Проза жизни - [40]

Шрифт
Интервал

Хотел было я то просо курам отдать, там варить нечего, столовая ложка, смех. Тут мать голос подала: не смей! Велела посеять.

Весны мы кое-как дождались, перемогли. Пошел в огород, вскопал гряду трехметровую и каждое зернышко в отдельности посадил. В сорок втором это было, да.

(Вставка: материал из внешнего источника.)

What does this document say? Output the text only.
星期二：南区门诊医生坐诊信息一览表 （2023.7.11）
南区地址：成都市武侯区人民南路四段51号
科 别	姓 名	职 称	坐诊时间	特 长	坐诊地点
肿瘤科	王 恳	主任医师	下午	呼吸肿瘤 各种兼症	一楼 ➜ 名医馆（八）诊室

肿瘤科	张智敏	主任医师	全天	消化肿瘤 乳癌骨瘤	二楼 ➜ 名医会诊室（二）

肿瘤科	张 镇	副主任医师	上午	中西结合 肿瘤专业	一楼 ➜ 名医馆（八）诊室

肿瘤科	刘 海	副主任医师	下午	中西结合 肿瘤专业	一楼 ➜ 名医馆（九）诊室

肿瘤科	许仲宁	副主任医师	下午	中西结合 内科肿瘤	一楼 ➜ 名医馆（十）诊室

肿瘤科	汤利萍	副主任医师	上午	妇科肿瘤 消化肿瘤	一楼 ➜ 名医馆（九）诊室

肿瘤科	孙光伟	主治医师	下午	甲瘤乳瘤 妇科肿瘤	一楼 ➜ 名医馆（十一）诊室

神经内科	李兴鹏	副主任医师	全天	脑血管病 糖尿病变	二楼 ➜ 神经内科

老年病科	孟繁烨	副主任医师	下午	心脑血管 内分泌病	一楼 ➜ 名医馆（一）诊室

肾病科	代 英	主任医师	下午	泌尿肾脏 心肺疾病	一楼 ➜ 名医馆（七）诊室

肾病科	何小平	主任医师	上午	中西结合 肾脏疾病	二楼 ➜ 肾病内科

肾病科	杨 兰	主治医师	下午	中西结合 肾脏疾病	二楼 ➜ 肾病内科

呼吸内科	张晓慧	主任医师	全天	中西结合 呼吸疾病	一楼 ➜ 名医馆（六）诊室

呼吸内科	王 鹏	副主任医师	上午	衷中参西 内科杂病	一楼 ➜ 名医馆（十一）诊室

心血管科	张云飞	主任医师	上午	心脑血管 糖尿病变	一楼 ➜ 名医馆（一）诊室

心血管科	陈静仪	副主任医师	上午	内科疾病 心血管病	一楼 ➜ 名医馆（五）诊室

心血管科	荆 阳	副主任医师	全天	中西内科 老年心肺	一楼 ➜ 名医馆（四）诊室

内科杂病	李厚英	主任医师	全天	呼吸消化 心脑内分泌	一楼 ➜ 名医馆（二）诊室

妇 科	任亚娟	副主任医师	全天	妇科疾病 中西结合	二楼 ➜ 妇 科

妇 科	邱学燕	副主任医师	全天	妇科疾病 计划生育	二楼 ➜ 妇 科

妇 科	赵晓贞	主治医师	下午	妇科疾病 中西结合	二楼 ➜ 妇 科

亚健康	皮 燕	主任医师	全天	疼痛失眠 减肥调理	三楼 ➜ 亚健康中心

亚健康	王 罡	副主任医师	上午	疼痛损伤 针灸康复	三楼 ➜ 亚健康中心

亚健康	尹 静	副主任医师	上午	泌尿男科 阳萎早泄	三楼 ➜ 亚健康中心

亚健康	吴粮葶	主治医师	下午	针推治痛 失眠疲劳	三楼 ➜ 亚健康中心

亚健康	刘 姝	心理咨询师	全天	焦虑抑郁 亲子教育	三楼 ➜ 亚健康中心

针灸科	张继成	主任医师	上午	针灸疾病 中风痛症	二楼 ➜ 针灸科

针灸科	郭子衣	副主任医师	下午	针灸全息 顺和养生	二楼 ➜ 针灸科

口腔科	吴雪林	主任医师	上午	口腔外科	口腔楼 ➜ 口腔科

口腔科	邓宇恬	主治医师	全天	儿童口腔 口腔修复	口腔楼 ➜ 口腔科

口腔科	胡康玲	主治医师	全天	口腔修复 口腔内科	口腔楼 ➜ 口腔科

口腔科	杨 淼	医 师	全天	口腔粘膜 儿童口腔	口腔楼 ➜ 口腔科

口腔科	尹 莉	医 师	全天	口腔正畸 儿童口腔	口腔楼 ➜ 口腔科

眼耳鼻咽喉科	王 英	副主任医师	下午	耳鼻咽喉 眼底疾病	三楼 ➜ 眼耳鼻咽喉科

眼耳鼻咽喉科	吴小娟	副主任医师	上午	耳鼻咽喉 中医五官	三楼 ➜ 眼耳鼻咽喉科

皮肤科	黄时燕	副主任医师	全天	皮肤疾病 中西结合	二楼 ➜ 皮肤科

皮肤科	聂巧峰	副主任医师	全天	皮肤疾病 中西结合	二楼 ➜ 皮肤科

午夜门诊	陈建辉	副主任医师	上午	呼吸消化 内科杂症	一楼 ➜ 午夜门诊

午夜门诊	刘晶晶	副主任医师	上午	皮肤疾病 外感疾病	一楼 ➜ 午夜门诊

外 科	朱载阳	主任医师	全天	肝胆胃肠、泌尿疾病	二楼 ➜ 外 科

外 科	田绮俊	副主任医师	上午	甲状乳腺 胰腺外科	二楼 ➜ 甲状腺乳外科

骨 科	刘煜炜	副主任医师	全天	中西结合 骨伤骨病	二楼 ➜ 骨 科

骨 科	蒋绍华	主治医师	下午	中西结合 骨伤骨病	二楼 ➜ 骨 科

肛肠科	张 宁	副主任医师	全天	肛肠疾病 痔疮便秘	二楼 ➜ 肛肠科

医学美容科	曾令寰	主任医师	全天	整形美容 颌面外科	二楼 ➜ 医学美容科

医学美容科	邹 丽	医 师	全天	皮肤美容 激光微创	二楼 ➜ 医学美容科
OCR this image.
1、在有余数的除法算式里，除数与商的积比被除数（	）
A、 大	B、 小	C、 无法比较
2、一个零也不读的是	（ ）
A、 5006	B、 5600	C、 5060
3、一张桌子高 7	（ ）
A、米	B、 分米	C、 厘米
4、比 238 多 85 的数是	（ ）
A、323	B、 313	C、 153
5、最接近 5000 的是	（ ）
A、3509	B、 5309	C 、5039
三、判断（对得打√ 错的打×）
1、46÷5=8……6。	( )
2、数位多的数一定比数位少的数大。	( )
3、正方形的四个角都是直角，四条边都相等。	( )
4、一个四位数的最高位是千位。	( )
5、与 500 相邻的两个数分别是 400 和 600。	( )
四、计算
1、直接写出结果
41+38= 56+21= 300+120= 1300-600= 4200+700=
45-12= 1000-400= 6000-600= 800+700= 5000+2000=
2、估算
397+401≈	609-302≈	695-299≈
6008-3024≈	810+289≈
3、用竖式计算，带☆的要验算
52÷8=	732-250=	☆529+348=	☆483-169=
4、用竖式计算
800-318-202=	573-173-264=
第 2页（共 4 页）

С весной полегче стало: в лес ходили сок березовый пить, саранку копать, пучку — это корешки такие сладкие. Из крапивы щи варили, потом ягоды пошли, грибы. Горсть ягод, боровик, корешок — вот тебе и завтрак. На Змеиной горе ягод было — пропасть! Но змеи кишмя кишат. Так я единственные сапоги дратвой прошил — и на Змеиную гору ходил, в змеином царстве ягоду брал и малышей кормил. Да еще на курганах. Курганов много было, поставлены хитро. Мы мальчишками в них копались, наконечники стрел, мечи, подковы находили. Курганы древние, со времен нашествия стоят. Через горы путь кочевникам был самый короткий. Я так думаю, курганы эти им как путевые вехи служили. А может, складами. Очень уж они симметрично поставлены…

Колхоз тогда с землей уж не справлялся, и каждой семье нарезали от пашни по десять соток. На новой земле посадили мы с Вовкой, отцом твоим, картошку. Он после меня старший, лет девять ему было. Но картошка в тот год не уродила. Летом как-никак ели, а осенью копать ее — она вся прелая, пустая, медведкой поеденная. Обидно! Ведь чтоб ее, пустотелую, достать — столько пришлось земли перевернуть, и все зря!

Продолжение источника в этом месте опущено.